Friday, May 2, 2014

DOMES: A DIFFERENT APPROACH

I recently read an article by another photographer about how he does nature macro photography in public venues.  He stated that he used a telephoto lens rather than a macro lens.  In addition, he did everything handheld rather than using a tripod and set his camera to adjust the ISO level and shutter speed automatically depending on aperture and light level.  I thought this actually might make some sense.

The theory behind this approach is, first, that a tripod might get in the way of other patrons of whatever public space is involved.  However, with handheld shots, one may need a much faster shutter speed to avoid camera shake.  That translates, in turn, to a higher ISO in some cases to establish the desired depth of field called for by the composition.  Finally, using a telephoto gives you the opportunity to capture shots further away than would be available with a macro lens, which is generally limited to very tight closeups.

I have a (mediocre) 70-300 mm telephoto lens, and my camera does allow me to set a combination of ranges for shutter speed and ISO and the camera then does the calculations to establish the proper overall exposure.  So I decided to give the technique a try on my next visit to the Mitchell Park Domes.  This was my experience.

First, I soon found myself looking for photo opportunities that were further off the paths that run through the botanical domes than I had been looking in the past.  This was the biggest advantage of this approach.  On the other hand, there were also disadvantages.  One was that my telephoto lens is more limited in its largest aperture setting than is my macro lens.  In short, the telephoto is not as "fast" as my macro, and as a result I needed to increase the ISO more than would have been the case with my macro.  Compounding this issue was the fact that, because everything was handheld, I had to keep the shutter speed relatively fast, and this also required raising the ISO rating.  As a result of all this, there was a lot more ISO "noise" in the shots I got than would have been the case with my macro, though this noise is hard to detect at the resolution I use for the blog.  Moreover, I "cheated" a bit on the shutter speed and some (actually quite a few) of the shots evidenced camera shake.  Finally, my macro simply has better resolution than does my telephoto, and so the shots I got weren't quite as crisp as I would have gotten with my macro.

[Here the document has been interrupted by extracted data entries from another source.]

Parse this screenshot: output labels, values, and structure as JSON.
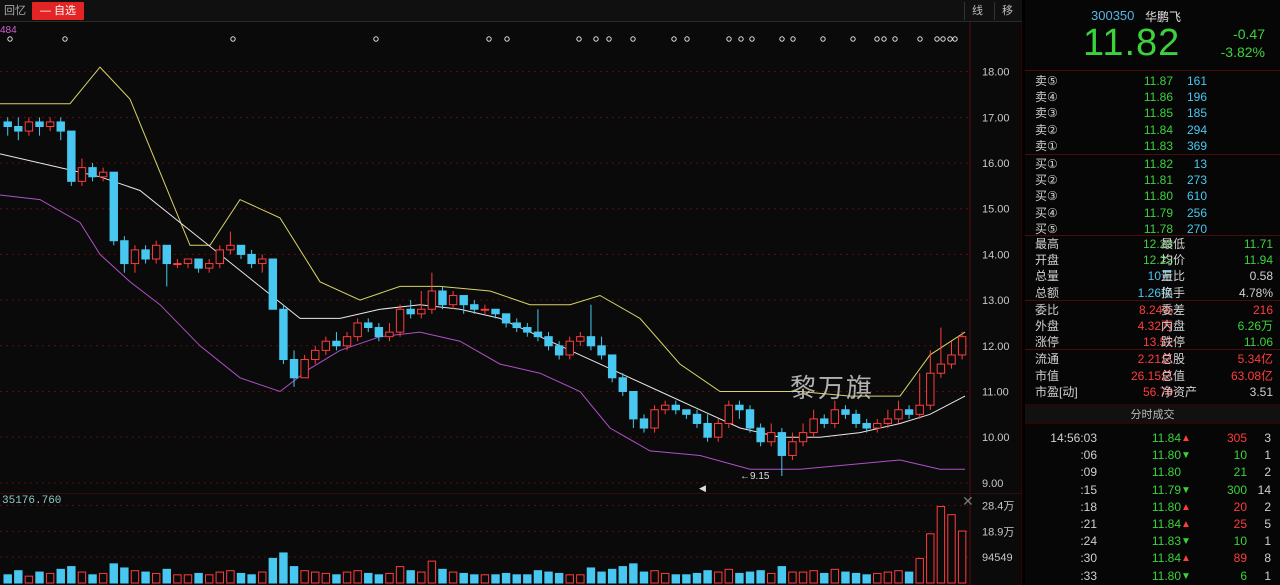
{
  "top_bar": {
    "recall_label": "回忆",
    "watchlist_label": "— 自选",
    "btn_line": "线",
    "btn_move": "移"
  },
  "price_axis": [
    "18.00",
    "17.00",
    "16.00",
    "15.00",
    "14.00",
    "13.00",
    "12.00",
    "11.00",
    "10.00",
    "9.00"
  ],
  "volume_axis": [
    "28.4万",
    "18.9万",
    "94549"
  ],
  "volume_header": "35176.760",
  "event_label_left": "484",
  "low_marker": "9.15",
  "watermark": "黎万旗",
  "colors": {
    "up": "#ff3c3c",
    "down": "#3cd23c",
    "cyan": "#48c8f0",
    "upper_band": "#d8d468",
    "mid_band": "#e8e8e8",
    "lower_band": "#b050c8"
  },
  "quote": {
    "code": "300350",
    "name": "华鹏飞",
    "last": "11.82",
    "change": "-0.47",
    "change_pct": "-3.82%"
  },
  "order_book": {
    "asks": [
      {
        "label": "卖⑤",
        "price": "11.87",
        "vol": "161"
      },
      {
        "label": "卖④",
        "price": "11.86",
        "vol": "196"
      },
      {
        "label": "卖③",
        "price": "11.85",
        "vol": "185"
      },
      {
        "label": "卖②",
        "price": "11.84",
        "vol": "294"
      },
      {
        "label": "卖①",
        "price": "11.83",
        "vol": "369"
      }
    ],
    "bids": [
      {
        "label": "买①",
        "price": "11.82",
        "vol": "13"
      },
      {
        "label": "买②",
        "price": "11.81",
        "vol": "273"
      },
      {
        "label": "买③",
        "price": "11.80",
        "vol": "610"
      },
      {
        "label": "买④",
        "price": "11.79",
        "vol": "256"
      },
      {
        "label": "买⑤",
        "price": "11.78",
        "vol": "270"
      }
    ]
  },
  "stats": [
    {
      "l1": "最高",
      "v1": "12.23",
      "c1": "#3cd23c",
      "l2": "最低",
      "v2": "11.71",
      "c2": "#3cd23c"
    },
    {
      "l1": "开盘",
      "v1": "12.23",
      "c1": "#3cd23c",
      "l2": "均价",
      "v2": "11.94",
      "c2": "#3cd23c"
    },
    {
      "l1": "总量",
      "v1": "10万",
      "c1": "#48c8f0",
      "l2": "量比",
      "v2": "0.58",
      "c2": "#d0d0d0"
    },
    {
      "l1": "总额",
      "v1": "1.26亿",
      "c1": "#48c8f0",
      "l2": "换手",
      "v2": "4.78%",
      "c2": "#d0d0d0"
    },
    {
      "l1": "委比",
      "v1": "8.24%",
      "c1": "#ff3c3c",
      "l2": "委差",
      "v2": "216",
      "c2": "#ff3c3c"
    },
    {
      "l1": "外盘",
      "v1": "4.32万",
      "c1": "#ff3c3c",
      "l2": "内盘",
      "v2": "6.26万",
      "c2": "#3cd23c"
    },
    {
      "l1": "涨停",
      "v1": "13.52",
      "c1": "#ff3c3c",
      "l2": "跌停",
      "v2": "11.06",
      "c2": "#3cd23c"
    },
    {
      "l1": "流通",
      "v1": "2.21亿",
      "c1": "#ff3c3c",
      "l2": "总股",
      "v2": "5.34亿",
      "c2": "#ff3c3c"
    },
    {
      "l1": "市值",
      "v1": "26.15亿",
      "c1": "#ff3c3c",
      "l2": "总值",
      "v2": "63.08亿",
      "c2": "#ff3c3c"
    },
    {
      "l1": "市盈[动]",
      "v1": "56.70",
      "c1": "#ff3c3c",
      "l2": "净资产",
      "v2": "3.51",
      "c2": "#d0d0d0"
    }
  ],
  "ticks_title": "分时成交",
  "ticks": [
    {
      "time": "14:56:03",
      "price": "11.84",
      "dir": "up",
      "vol": "305",
      "count": "3"
    },
    {
      "time": ":06",
      "price": "11.80",
      "dir": "down",
      "vol": "10",
      "count": "1"
    },
    {
      "time": ":09",
      "price": "11.80",
      "dir": "",
      "vol": "21",
      "count": "2"
    },
    {
      "time": ":15",
      "price": "11.79",
      "dir": "down",
      "vol": "300",
      "count": "14"
    },
    {
      "time": ":18",
      "price": "11.80",
      "dir": "up",
      "vol": "20",
      "count": "2"
    },
    {
      "time": ":21",
      "price": "11.84",
      "dir": "up",
      "vol": "25",
      "count": "5"
    },
    {
      "time": ":24",
      "price": "11.83",
      "dir": "down",
      "vol": "10",
      "count": "1"
    },
    {
      "time": ":30",
      "price": "11.84",
      "dir": "up",
      "vol": "89",
      "count": "8"
    },
    {
      "time": ":33",
      "price": "11.80",
      "dir": "down",
      "vol": "6",
      "count": "1"
    }
  ],
  "chart_data": {
    "type": "candlestick",
    "ylim": [
      8.8,
      19.0
    ],
    "candles": [
      [
        16.9,
        16.8,
        17.0,
        16.6
      ],
      [
        16.8,
        16.7,
        17.0,
        16.5
      ],
      [
        16.7,
        16.9,
        17.0,
        16.6
      ],
      [
        16.9,
        16.8,
        17.0,
        16.6
      ],
      [
        16.8,
        16.9,
        17.0,
        16.7
      ],
      [
        16.9,
        16.7,
        17.0,
        16.5
      ],
      [
        16.7,
        15.6,
        16.7,
        15.5
      ],
      [
        15.6,
        15.9,
        16.1,
        15.5
      ],
      [
        15.9,
        15.7,
        16.0,
        15.6
      ],
      [
        15.7,
        15.8,
        15.9,
        15.6
      ],
      [
        15.8,
        14.3,
        15.8,
        14.2
      ],
      [
        14.3,
        13.8,
        14.4,
        13.6
      ],
      [
        13.8,
        14.1,
        14.2,
        13.6
      ],
      [
        14.1,
        13.9,
        14.2,
        13.8
      ],
      [
        13.9,
        14.2,
        14.3,
        13.8
      ],
      [
        14.2,
        13.8,
        14.2,
        13.3
      ],
      [
        13.8,
        13.8,
        13.9,
        13.7
      ],
      [
        13.8,
        13.9,
        13.9,
        13.7
      ],
      [
        13.9,
        13.7,
        13.9,
        13.6
      ],
      [
        13.7,
        13.8,
        13.9,
        13.6
      ],
      [
        13.8,
        14.1,
        14.2,
        13.7
      ],
      [
        14.1,
        14.2,
        14.5,
        14.0
      ],
      [
        14.2,
        14.0,
        14.2,
        13.9
      ],
      [
        14.0,
        13.8,
        14.1,
        13.7
      ],
      [
        13.8,
        13.9,
        14.0,
        13.6
      ],
      [
        13.9,
        12.8,
        13.9,
        12.8
      ],
      [
        12.8,
        11.7,
        12.9,
        11.6
      ],
      [
        11.7,
        11.3,
        11.9,
        11.1
      ],
      [
        11.3,
        11.7,
        11.8,
        11.3
      ],
      [
        11.7,
        11.9,
        12.0,
        11.6
      ],
      [
        11.9,
        12.1,
        12.2,
        11.8
      ],
      [
        12.1,
        12.0,
        12.3,
        11.9
      ],
      [
        12.0,
        12.2,
        12.3,
        11.9
      ],
      [
        12.2,
        12.5,
        12.6,
        12.1
      ],
      [
        12.5,
        12.4,
        12.6,
        12.3
      ],
      [
        12.4,
        12.2,
        12.5,
        12.1
      ],
      [
        12.2,
        12.3,
        12.5,
        12.1
      ],
      [
        12.3,
        12.8,
        12.9,
        12.2
      ],
      [
        12.8,
        12.7,
        13.0,
        12.6
      ],
      [
        12.7,
        12.8,
        13.2,
        12.6
      ],
      [
        12.8,
        13.2,
        13.6,
        12.7
      ],
      [
        13.2,
        12.9,
        13.3,
        12.8
      ],
      [
        12.9,
        13.1,
        13.2,
        12.8
      ],
      [
        13.1,
        12.9,
        13.1,
        12.7
      ],
      [
        12.9,
        12.8,
        13.0,
        12.7
      ],
      [
        12.8,
        12.8,
        12.9,
        12.7
      ],
      [
        12.8,
        12.7,
        12.8,
        12.6
      ],
      [
        12.7,
        12.5,
        12.7,
        12.4
      ],
      [
        12.5,
        12.4,
        12.6,
        12.3
      ],
      [
        12.4,
        12.3,
        12.5,
        12.2
      ],
      [
        12.3,
        12.2,
        12.8,
        12.1
      ],
      [
        12.2,
        12.0,
        12.3,
        11.9
      ],
      [
        12.0,
        11.8,
        12.1,
        11.7
      ],
      [
        11.8,
        12.1,
        12.2,
        11.7
      ],
      [
        12.1,
        12.2,
        12.3,
        12.0
      ],
      [
        12.2,
        12.0,
        12.9,
        11.9
      ],
      [
        12.0,
        11.8,
        12.2,
        11.7
      ],
      [
        11.8,
        11.3,
        11.8,
        11.2
      ],
      [
        11.3,
        11.0,
        11.4,
        10.9
      ],
      [
        11.0,
        10.4,
        11.0,
        10.2
      ],
      [
        10.4,
        10.2,
        10.5,
        10.1
      ],
      [
        10.2,
        10.6,
        10.7,
        10.1
      ],
      [
        10.6,
        10.7,
        10.8,
        10.5
      ],
      [
        10.7,
        10.6,
        10.8,
        10.5
      ],
      [
        10.6,
        10.5,
        10.6,
        10.4
      ],
      [
        10.5,
        10.3,
        10.6,
        10.2
      ],
      [
        10.3,
        10.0,
        10.5,
        9.9
      ],
      [
        10.0,
        10.3,
        10.4,
        9.9
      ],
      [
        10.3,
        10.7,
        10.8,
        10.2
      ],
      [
        10.7,
        10.6,
        10.8,
        10.4
      ],
      [
        10.6,
        10.2,
        10.7,
        10.1
      ],
      [
        10.2,
        9.9,
        10.3,
        9.8
      ],
      [
        9.9,
        10.1,
        10.3,
        9.8
      ],
      [
        10.1,
        9.6,
        10.2,
        9.15
      ],
      [
        9.6,
        9.9,
        10.1,
        9.5
      ],
      [
        9.9,
        10.1,
        10.3,
        9.8
      ],
      [
        10.1,
        10.4,
        10.6,
        10.0
      ],
      [
        10.4,
        10.3,
        10.5,
        10.2
      ],
      [
        10.3,
        10.6,
        10.8,
        10.2
      ],
      [
        10.6,
        10.5,
        10.7,
        10.4
      ],
      [
        10.5,
        10.3,
        10.6,
        10.2
      ],
      [
        10.3,
        10.2,
        10.4,
        10.1
      ],
      [
        10.2,
        10.3,
        10.4,
        10.1
      ],
      [
        10.3,
        10.4,
        10.6,
        10.2
      ],
      [
        10.4,
        10.6,
        10.8,
        10.3
      ],
      [
        10.6,
        10.5,
        10.7,
        10.4
      ],
      [
        10.5,
        10.7,
        11.4,
        10.4
      ],
      [
        10.7,
        11.4,
        11.9,
        10.6
      ],
      [
        11.4,
        11.6,
        12.4,
        11.3
      ],
      [
        11.6,
        11.8,
        12.1,
        11.5
      ],
      [
        11.8,
        12.2,
        12.3,
        11.7
      ]
    ],
    "upper_band": [
      [
        0,
        17.3
      ],
      [
        70,
        17.3
      ],
      [
        100,
        18.1
      ],
      [
        130,
        17.4
      ],
      [
        160,
        15.8
      ],
      [
        190,
        14.2
      ],
      [
        210,
        14.2
      ],
      [
        240,
        15.2
      ],
      [
        280,
        14.8
      ],
      [
        320,
        13.4
      ],
      [
        360,
        13.0
      ],
      [
        400,
        13.3
      ],
      [
        440,
        13.3
      ],
      [
        490,
        13.2
      ],
      [
        530,
        12.9
      ],
      [
        570,
        12.9
      ],
      [
        600,
        13.1
      ],
      [
        640,
        12.6
      ],
      [
        680,
        11.6
      ],
      [
        720,
        11.0
      ],
      [
        760,
        11.0
      ],
      [
        800,
        11.0
      ],
      [
        850,
        10.9
      ],
      [
        900,
        10.9
      ],
      [
        930,
        11.8
      ],
      [
        965,
        12.3
      ]
    ],
    "mid_band": [
      [
        0,
        16.2
      ],
      [
        60,
        15.9
      ],
      [
        100,
        15.7
      ],
      [
        140,
        15.4
      ],
      [
        180,
        14.7
      ],
      [
        220,
        14.0
      ],
      [
        260,
        13.3
      ],
      [
        300,
        12.6
      ],
      [
        340,
        12.6
      ],
      [
        380,
        12.8
      ],
      [
        420,
        12.9
      ],
      [
        460,
        12.8
      ],
      [
        500,
        12.6
      ],
      [
        540,
        12.2
      ],
      [
        580,
        11.8
      ],
      [
        620,
        11.4
      ],
      [
        660,
        11.0
      ],
      [
        700,
        10.6
      ],
      [
        740,
        10.2
      ],
      [
        780,
        10.0
      ],
      [
        820,
        10.0
      ],
      [
        860,
        10.1
      ],
      [
        900,
        10.3
      ],
      [
        930,
        10.5
      ],
      [
        965,
        10.9
      ]
    ],
    "lower_band": [
      [
        0,
        15.3
      ],
      [
        40,
        15.2
      ],
      [
        80,
        14.7
      ],
      [
        100,
        14.0
      ],
      [
        130,
        13.4
      ],
      [
        160,
        12.9
      ],
      [
        200,
        12.0
      ],
      [
        240,
        11.3
      ],
      [
        280,
        11.0
      ],
      [
        310,
        11.5
      ],
      [
        340,
        11.9
      ],
      [
        380,
        12.2
      ],
      [
        420,
        12.3
      ],
      [
        460,
        12.1
      ],
      [
        500,
        11.6
      ],
      [
        540,
        11.4
      ],
      [
        580,
        11.0
      ],
      [
        610,
        10.2
      ],
      [
        650,
        9.7
      ],
      [
        700,
        9.6
      ],
      [
        750,
        9.3
      ],
      [
        800,
        9.3
      ],
      [
        850,
        9.4
      ],
      [
        900,
        9.5
      ],
      [
        940,
        9.3
      ],
      [
        965,
        9.3
      ]
    ],
    "volume_ylim": [
      0,
      300000
    ],
    "volumes": [
      30,
      45,
      25,
      40,
      35,
      50,
      60,
      40,
      30,
      35,
      70,
      55,
      45,
      40,
      35,
      50,
      30,
      30,
      35,
      30,
      40,
      45,
      35,
      30,
      40,
      90,
      110,
      60,
      45,
      40,
      35,
      30,
      40,
      45,
      35,
      30,
      35,
      60,
      45,
      40,
      80,
      50,
      40,
      35,
      30,
      30,
      30,
      35,
      30,
      30,
      45,
      40,
      35,
      30,
      30,
      55,
      40,
      50,
      60,
      70,
      40,
      45,
      35,
      30,
      30,
      35,
      45,
      40,
      50,
      35,
      40,
      45,
      35,
      60,
      40,
      40,
      45,
      35,
      50,
      40,
      35,
      30,
      35,
      40,
      45,
      40,
      90,
      180,
      280,
      250,
      190
    ],
    "event_markers": [
      10,
      65,
      233,
      376,
      489,
      507,
      579,
      596,
      609,
      633,
      674,
      687,
      729,
      741,
      752,
      782,
      793,
      823,
      853,
      877,
      884,
      895,
      920,
      937,
      943,
      950,
      955
    ]
  }
}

OK, so what did I get?  As anyone knows who has visited the domes, there is a show dome, a desert dome, and a tropical dome.  In the show dome spring floral displays were in prominence (something that is a long way off still for anything growing in the great outdoors).  That included a profusion of easter lilies.  In this case I decided to take a shot of the backs of a couple of blossoms.


Not bad, actually, and at an aperture of f/5.6, I was able to isolate the flowers adequately from the background.  Technically, this was one of the better shots.

And here is a shot of a multi-colored tulip (as well as others).


In this case, even with the lens at a wide-open f/4.5, I felt the background was too distracting.  Just too many flowers.  However, this tulip was several feet off the path, and I never would have considered shooting it with my macro.

I took the following shot in the Desert Dome of a tangle of vines (or whatever).


Not exactly a macro shot, considering the size of the vines, but again I would not have taken this shot, which is at least mildly interesting I think, if I had only had my macro.

On the other hand, I have taken the following shot any number of times.


I found out I had to keep backing up to get this shot in focus, as the minimum focal distance for the telephoto lens is just under five feet (compared with a minimum focal distance of under three inches for my macro).  This was shot with the lens at f/5.6, which was plenty to blur out the background.

And here is a shot in black & white of a desert plant that was probably 35 feet away and that I never could have gotten with my macro.


I just liked contrast between the spikes that are projecting toward the camera and the vertical spikes serving as background.

Then it was on to the Tropical Dome.  The following banana leaf simply would not have been available with my macro--too far away.  On the other hand, the image is not as crisp as it could have been, due mostly to camera shake.


Nor would I have taken the following shot which was essentially a vertical shot of the top of one of the tropical trees in the dome.


I liked the following shot of interwoven ferns.  This was probably my favorite shot of the series, and frankly could have been taken with my macro and tripod.


And here is shot of a tropical leaf that I liked because of the way it was opening up.


Finally, I intended the following shot all along as an abstract.  


I set it up with a wide open lens at f/5.6 focused on the front edge of one of the leaves.  This allowed everything else to go out of focus, creating the soft image I was seeking.  I felt I had to establish at least one point of focus to prevent the entire photo from looking like just a poorly focused shot.  I think it worked.  

I'm not sure I am going to repeat this experiment.  If I do, I will bring along my tripod to improve the technical quality of the shots.

John

1 comment:

  1. John, the pictures are great, but especially the tulips. Spring it such a nice time of year.